Unveiled this week, the Green Honor Roll recognized Dickinson for its wide range of green practices, including the blending of academics and the environment. Dickinson established The Center for Environmental and Sustainability Education in 2008 after receiving a $1.4 million grant from the Andrew W. Mellon Foundation. The grant enabled the college to combine its institutional strengths with new programming to make environmental education an integral part of the Dickinson experience. The center collaborates with all disciplines by integrating the environment and sustainability across the college curriculum and linking classroom learning with co-curricular programs, greening of campus operations and civic engagement in the local community and globally.
The Green Honor Roll singled out Dickinson for featuring a “wide variety of vegetarian, vegan, fair trade and organically certified options in its four dining facilities,” and sending “800 pounds of organic material and compostable tableware (no more Styrofoam) to its organic farm every week.
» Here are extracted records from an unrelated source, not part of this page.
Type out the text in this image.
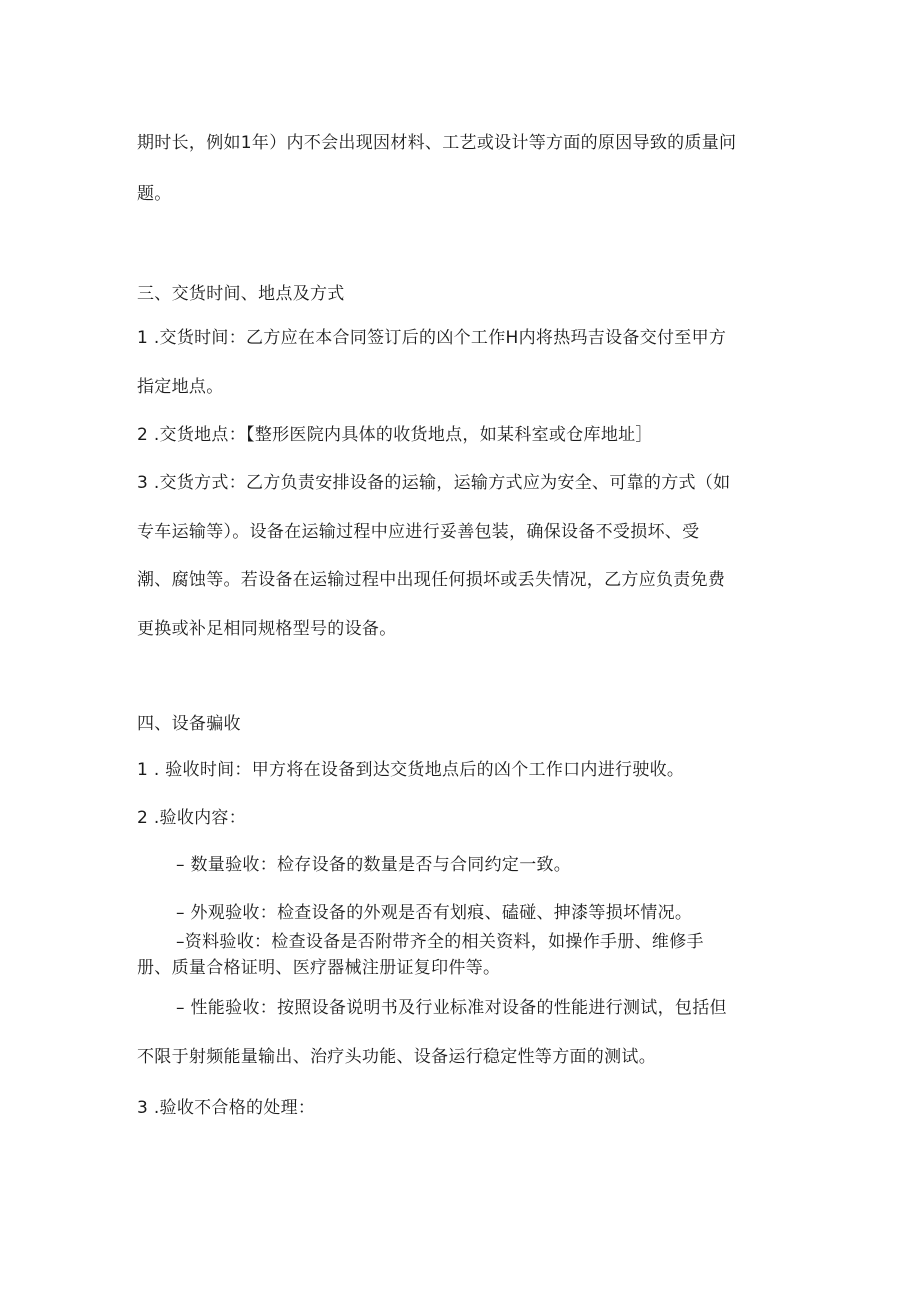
期时长，例如1年）内不会出现因材料、工艺或设计等方面的原因导致的质量问
题。
三、交货时间、地点及方式
1 .交货时间：乙方应在本合同签订后的凶个工作H内将热玛吉设备交付至甲方
指定地点。
2 .交货地点：【整形医院内具体的收货地点，如某科室或仓库地址］
3 .交货方式：乙方负责安排设备的运输，运输方式应为安全、可靠的方式（如
专车运输等）。设备在运输过程中应进行妥善包装，确保设备不受损坏、受
潮、腐蚀等。若设备在运输过程中出现任何损坏或丢失情况，乙方应负责免费
更换或补足相同规格型号的设备。
四、设备骗收
1 . 验收时间：甲方将在设备到达交货地点后的凶个工作口内进行驶收。
2 .验收内容：
– 数量验收：检存设备的数量是否与合同约定一致。
– 外观验收：检查设备的外观是否有划痕、磕碰、抻漆等损坏情况。
–资料验收：检查设备是否附带齐全的相关资料，如操作手册、维修手
册、质量合格证明、医疗器械注册证复印件等。
– 性能验收：按照设备说明书及行业标准对设备的性能进行测试，包括但
不限于射频能量输出、治疗头功能、设备运行稳定性等方面的测试。
3 .验收不合格的处理：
Students also collect used fryer oil to produce 1,500 gallons of biodiesel annually for use in the college’s trash truck, lawn mowers, farm equipment and even the president’s car.
“The college is committed to meeting LEED Silver as a minimum standard for all new construction projects exceeding $500K (several existing facilities are LEED Gold certified),” The Princeton Review added. “Dickinson also worked with local government to develop a traffic-calming plan to reduce congestion and make the [Carlilse] downtown area bicycle and pedestrian friendly.” Nearly seven out of 10 college applicants surveyed by The Princeton Review said they valued having information about a school’s commitment to the environment, and one in four said that such information “very much” affects the decision on applying to or attending a school.
The Princeton Review developed its Green Rating criteria and institutional survey with ecoAmerica, a nonprofit environmental organization. The criterion covers three broad areas: a campus quality of life that is healthy and sustainable; preparing students for employment and citizenship in a world defined by environmental challenges; and the colleges’ overall commitment to environmental issues. The 697 participating schools had to answer questions about energy use, recycling, food, buildings, transportation, action plans, goals concerning greenhouse gas emissions reductions and academic offerings. The number of colleges participating in the survey increased to 697 this year.